Ferrovial

“En cumplimiento de la normativa vigente, se pone en conocimiento de los señores accionistas y del público en general que con fecha 14 de julio de 2005, Allocation SICAV, S.A. ha firmado en disconformidad el acta de la Inspección de Hacienda del Estado derivada de la comprobación de su régimen fiscal especial del Impuesto sobre Sociedades del ejercicio 1999.

La regularización propuesta por la Inspección consiste en la aplicación del tipo general del impuesto de sociedades (35% en aquel momento) en lugar del tipo especial del 1% aplicable a las sociedades de inversión mobiliaria admitidas a negociación en la Bolsa de Valores”.

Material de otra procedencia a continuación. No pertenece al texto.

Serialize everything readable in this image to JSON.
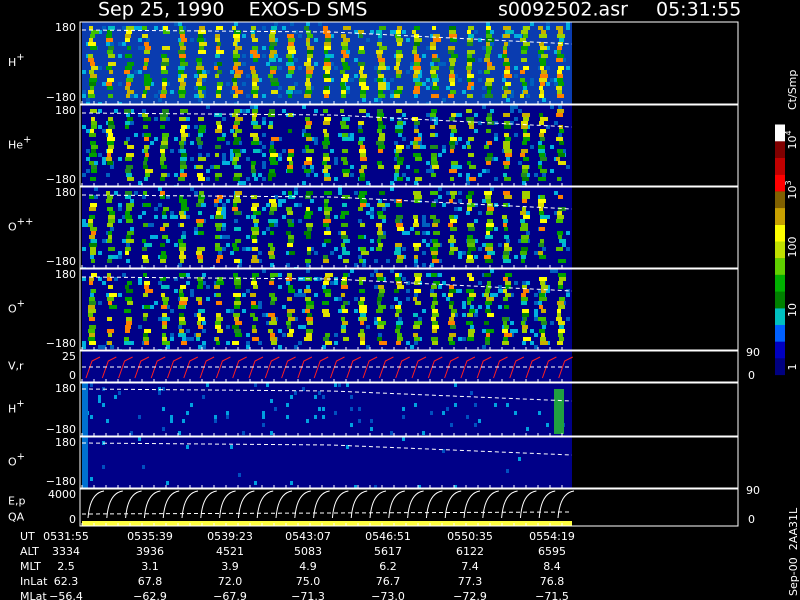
{
  "header": {
    "title": "Sep 25, 1990    EXOS-D SMS",
    "file": "s0092502.asr",
    "time": "05:31:55"
  },
  "panels": [
    {
      "label": "H",
      "sup": "+",
      "ymax": "180",
      "ymin": "−180"
    },
    {
      "label": "He",
      "sup": "+",
      "ymax": "180",
      "ymin": "−180"
    },
    {
      "label": "O",
      "sup": "++",
      "ymax": "180",
      "ymin": "−180"
    },
    {
      "label": "O",
      "sup": "+",
      "ymax": "180",
      "ymin": "−180"
    },
    {
      "label": "V,r",
      "ymax": "25",
      "ymin": "0",
      "rmax": "90",
      "rmin": "0"
    },
    {
      "label": "H",
      "sup": "+",
      "ymax": "180",
      "ymin": "−180"
    },
    {
      "label": "O",
      "sup": "+",
      "ymax": "180",
      "ymin": "−180"
    },
    {
      "label": "E,p",
      "label2": "QA",
      "ymax": "4000",
      "ymin": "0",
      "rmax": "90",
      "rmin": "0"
    }
  ],
  "colorbar": {
    "unit": "Ct/Smp",
    "labels": [
      {
        "base": "10",
        "exp": "4"
      },
      {
        "base": "10",
        "exp": "3"
      },
      {
        "base": "100"
      },
      {
        "base": "10"
      },
      {
        "base": "1"
      }
    ]
  },
  "footer": "Sep-00  2AA31L",
  "table": {
    "rows": [
      {
        "label": "UT",
        "values": [
          "0531:55",
          "0535:39",
          "0539:23",
          "0543:07",
          "0546:51",
          "0550:35",
          "0554:19"
        ]
      },
      {
        "label": "ALT",
        "values": [
          "3334",
          "3936",
          "4521",
          "5083",
          "5617",
          "6122",
          "6595"
        ]
      },
      {
        "label": "MLT",
        "values": [
          "2.5",
          "3.1",
          "3.9",
          "4.9",
          "6.2",
          "7.4",
          "8.4"
        ]
      },
      {
        "label": "InLat",
        "values": [
          "62.3",
          "67.8",
          "72.0",
          "75.0",
          "76.7",
          "77.3",
          "76.8"
        ]
      },
      {
        "label": "MLat",
        "values": [
          "−56.4",
          "−62.9",
          "−67.9",
          "−71.3",
          "−73.0",
          "−72.9",
          "−71.5"
        ]
      }
    ]
  }
}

¡Qué tiempos! Así comenzaba la comunicación a la CNMV de la Sicav Allocation, perteneciente a la familia del Pino, fundadora de Ferrovial, en la que se informaba de que los inspectores de Hacienda andaban tras sus pasos. Consideraba la Inspección que los Del Pino debían pagar, solo por el año 1999, alrededor de 2,6 millones de euros en impuestos. Imaginen lo que se han ahorrado desde entonces. ¿En qué quedó? En nada. Ya se encargó Pedro Solbes de echar el cerrojo a la inspección el día en que el país tenía su atención puesta en un enorme avance social: la aprobación del matrimonio entre personas del mismo sexo. Desde entonces, las Sicav son el único instrumento de ahorro sobre el que la Inspección de Hacienda no tiene competencias. Ferrovial no fue la única gran fortuna que se benefició de esa sorprendente forma que el penúltimo PSOE tuvo de entender el socialismo, pero nos vamos a fijar en ella por la procedencia del tesoro que guarda, que hunde sus raíces en los acuerdos del dictador Franco con Eisenhower para el establecimiento de bases militares en España pero además es un largo recorrido por las inversiones públicas y el florecimiento del Estado de bienestar.